Виктор Дарк Де Баррос
Торговля шла бойко. Молодые бойцы рассчитывали на скидку. Бабки всё понимали и сочувственно отдавали им товар за полцены. Старший лейтенант Марьин стоял неподалёку на перроне и молчаливо курил. Смотрел он на эту картину с полным безразличием. За годы, проведённые на флоте, из него не получился морской лётчик, зато он состоялся как классный покупатель, психолог и политический, и общественный работник. За шесть лет, что он сопровождал призывников до конечного пункта, в пути не случилось не одного ЧП. Он умел находить общий язык с каждым. Сразу интуитивно выбирал нужный подход. Будучи, учась в школе, Марьин был активным пионером, потом стал председателем комсомольской ячейки. Всегда исполнительному и идейному юноше не хватало глубоких знаний, но это не удручало его. Володя Марьин имел поразительное свойство – никому не завидовать. Благодаря своей старательности и помощи родственников он поступил в военное училище. Потом окончил его, защитив диплом на тему: «История морской авиации на Дальнем Востоке». За что и был сослан туда начальством, служить в военкомате, отвечать за молодое пополнение, здоровье подкачало летать, а вот рвения было хоть отбавляй.
- Затарились значит бойцы – потирая запотевшие очки, сказал Марьин.
- Конечно товарищ ст. лейтенант, ведь последние дни на гражданке живём – пробормотал Парамонов. Глаза его светились. В руке он держал банку с самогоном.

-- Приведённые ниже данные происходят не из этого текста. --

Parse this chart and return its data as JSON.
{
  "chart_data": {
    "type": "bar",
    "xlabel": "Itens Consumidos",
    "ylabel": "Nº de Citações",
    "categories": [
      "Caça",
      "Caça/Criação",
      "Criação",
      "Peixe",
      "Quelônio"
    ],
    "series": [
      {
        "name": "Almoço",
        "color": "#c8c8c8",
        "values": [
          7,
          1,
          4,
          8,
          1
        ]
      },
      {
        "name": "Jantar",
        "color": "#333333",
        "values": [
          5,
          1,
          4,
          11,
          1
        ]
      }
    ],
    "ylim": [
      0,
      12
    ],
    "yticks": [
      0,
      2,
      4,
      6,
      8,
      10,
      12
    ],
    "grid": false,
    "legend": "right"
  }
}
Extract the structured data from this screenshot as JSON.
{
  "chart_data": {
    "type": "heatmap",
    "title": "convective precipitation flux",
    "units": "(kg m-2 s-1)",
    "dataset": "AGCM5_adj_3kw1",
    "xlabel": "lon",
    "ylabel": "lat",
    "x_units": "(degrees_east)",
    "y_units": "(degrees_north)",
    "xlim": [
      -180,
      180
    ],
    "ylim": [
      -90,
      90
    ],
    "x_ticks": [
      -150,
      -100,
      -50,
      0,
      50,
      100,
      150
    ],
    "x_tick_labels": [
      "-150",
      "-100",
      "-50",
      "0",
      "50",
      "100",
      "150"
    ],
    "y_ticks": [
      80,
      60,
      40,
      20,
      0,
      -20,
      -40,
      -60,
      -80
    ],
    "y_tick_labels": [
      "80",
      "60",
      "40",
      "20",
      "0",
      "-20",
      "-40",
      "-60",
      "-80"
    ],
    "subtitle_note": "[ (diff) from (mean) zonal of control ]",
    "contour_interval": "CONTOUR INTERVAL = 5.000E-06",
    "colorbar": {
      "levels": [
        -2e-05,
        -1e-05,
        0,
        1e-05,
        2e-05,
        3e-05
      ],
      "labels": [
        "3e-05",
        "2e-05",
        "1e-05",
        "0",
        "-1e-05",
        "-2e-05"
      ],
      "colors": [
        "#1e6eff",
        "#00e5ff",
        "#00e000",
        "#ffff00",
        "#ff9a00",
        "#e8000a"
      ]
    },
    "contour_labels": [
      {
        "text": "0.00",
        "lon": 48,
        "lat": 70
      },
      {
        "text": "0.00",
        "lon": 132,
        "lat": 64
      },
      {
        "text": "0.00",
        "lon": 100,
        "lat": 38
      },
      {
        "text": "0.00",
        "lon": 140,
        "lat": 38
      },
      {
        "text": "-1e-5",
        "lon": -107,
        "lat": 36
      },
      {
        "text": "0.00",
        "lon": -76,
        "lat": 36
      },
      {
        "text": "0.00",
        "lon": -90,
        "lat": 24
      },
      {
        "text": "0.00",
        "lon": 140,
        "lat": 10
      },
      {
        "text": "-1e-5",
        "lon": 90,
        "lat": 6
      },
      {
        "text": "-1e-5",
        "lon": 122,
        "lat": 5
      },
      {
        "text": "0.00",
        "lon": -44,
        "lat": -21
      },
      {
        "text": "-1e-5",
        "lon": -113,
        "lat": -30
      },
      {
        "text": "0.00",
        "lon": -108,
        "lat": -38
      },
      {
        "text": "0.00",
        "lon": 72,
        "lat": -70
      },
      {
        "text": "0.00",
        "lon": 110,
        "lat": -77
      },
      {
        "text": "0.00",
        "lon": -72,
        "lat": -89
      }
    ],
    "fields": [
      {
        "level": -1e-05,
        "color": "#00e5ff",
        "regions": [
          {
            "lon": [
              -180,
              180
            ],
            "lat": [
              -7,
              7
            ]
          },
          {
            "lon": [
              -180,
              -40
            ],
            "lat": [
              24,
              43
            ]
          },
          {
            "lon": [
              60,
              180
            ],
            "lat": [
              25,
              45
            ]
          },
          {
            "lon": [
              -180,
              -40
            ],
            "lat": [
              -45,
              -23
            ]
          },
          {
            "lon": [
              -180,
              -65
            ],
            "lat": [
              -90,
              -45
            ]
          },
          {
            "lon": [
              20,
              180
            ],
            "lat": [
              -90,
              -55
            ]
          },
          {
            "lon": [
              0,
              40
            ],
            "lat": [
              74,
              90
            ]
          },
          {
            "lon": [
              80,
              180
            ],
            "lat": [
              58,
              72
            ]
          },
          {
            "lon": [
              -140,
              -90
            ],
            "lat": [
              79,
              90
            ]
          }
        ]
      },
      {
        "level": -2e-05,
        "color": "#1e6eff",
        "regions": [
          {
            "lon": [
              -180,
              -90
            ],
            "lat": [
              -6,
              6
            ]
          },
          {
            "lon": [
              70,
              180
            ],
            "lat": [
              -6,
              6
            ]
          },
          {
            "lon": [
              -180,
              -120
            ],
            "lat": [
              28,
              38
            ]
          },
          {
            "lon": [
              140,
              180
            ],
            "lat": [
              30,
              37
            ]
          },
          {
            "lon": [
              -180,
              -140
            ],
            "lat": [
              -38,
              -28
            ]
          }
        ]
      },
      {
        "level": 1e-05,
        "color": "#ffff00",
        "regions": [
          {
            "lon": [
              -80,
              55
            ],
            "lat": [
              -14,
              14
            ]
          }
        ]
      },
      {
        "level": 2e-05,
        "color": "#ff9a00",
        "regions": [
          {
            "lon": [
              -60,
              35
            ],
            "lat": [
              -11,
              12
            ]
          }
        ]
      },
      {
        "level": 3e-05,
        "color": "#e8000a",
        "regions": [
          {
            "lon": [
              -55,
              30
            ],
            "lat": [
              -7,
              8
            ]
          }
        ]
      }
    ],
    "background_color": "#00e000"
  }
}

- Вот что бойцы, два условия или всё конфискую на херь или культурно отдыхаем, под моим бдительным руководством и сильно не напиваемся. Понятно?!
- Как непонятно, что мы уроды что ли, командира своего не угостим. Мы и пиво взяли до фига – продолжал возбуждённый предстоящей пьянкой Парамонов.
- Все по местам до Перми ещё далеко, так, что бухаем культурно. Приставания к бабам отставить. Понятно?! Что надо отвечать?
- Так точно! – недовольно рявкнула толпа и повалила в вагон.
Марьин привык всё делать быстро. Пить спиртное тоже, особенно при стесняющих служебных обстоятельствах. До беспамятства он напивался только у себя дома в общаге с соседом, отставным подводником Сашкой Корнеевым, которого тоже не было ни кола, ни двора, ни копейки за душой. Оба холостые, они, бывало, много пили, пока не заканчивались деньги. А когда средства кончались, то его сосед, по старой дружбе, у бывших сослуживцев доставал торпедный спирт, слитый со стратегического боезапаса.
Расположились в одном из плацкартов. Марьин дал знак, что по каплям не пьёт. Поэтому Лещёв налил Марьину полный стакан самогонки, как он просил по-флотски. Все с любопытством смотрели на своего покупателя. Ждали тоста, а ещё больше рассказов, пояснений, ответов…
- За ВМФ бойцы – торжественно произнёс Марьин.
 Все подняли стаканы и чокнулись с командиром. Ст. лейтенант в три глотка осушил стакан, откусив пол бутерброда с колбасой и пол солёного огурца – довольно закряхтел.
- У вас пятнадцать минут, а может и полчаса, чтобы задать мне вопросы. Только в тему и по существу. Понятно! – всегда резюмировал он.
Володя Марьин после выпитого стакана почувствовал себя важной особой, ему очень льстило, когда нуждались в нем. Вопросы действительно посыпались как из рога изобилия. Каждому хотелось знать своё будущее. Они придвинулись поближе. Картина напоминала проповедь Христа среди своих учеников, ибо все смотрели на Марьина, как на мессию, или спасителя.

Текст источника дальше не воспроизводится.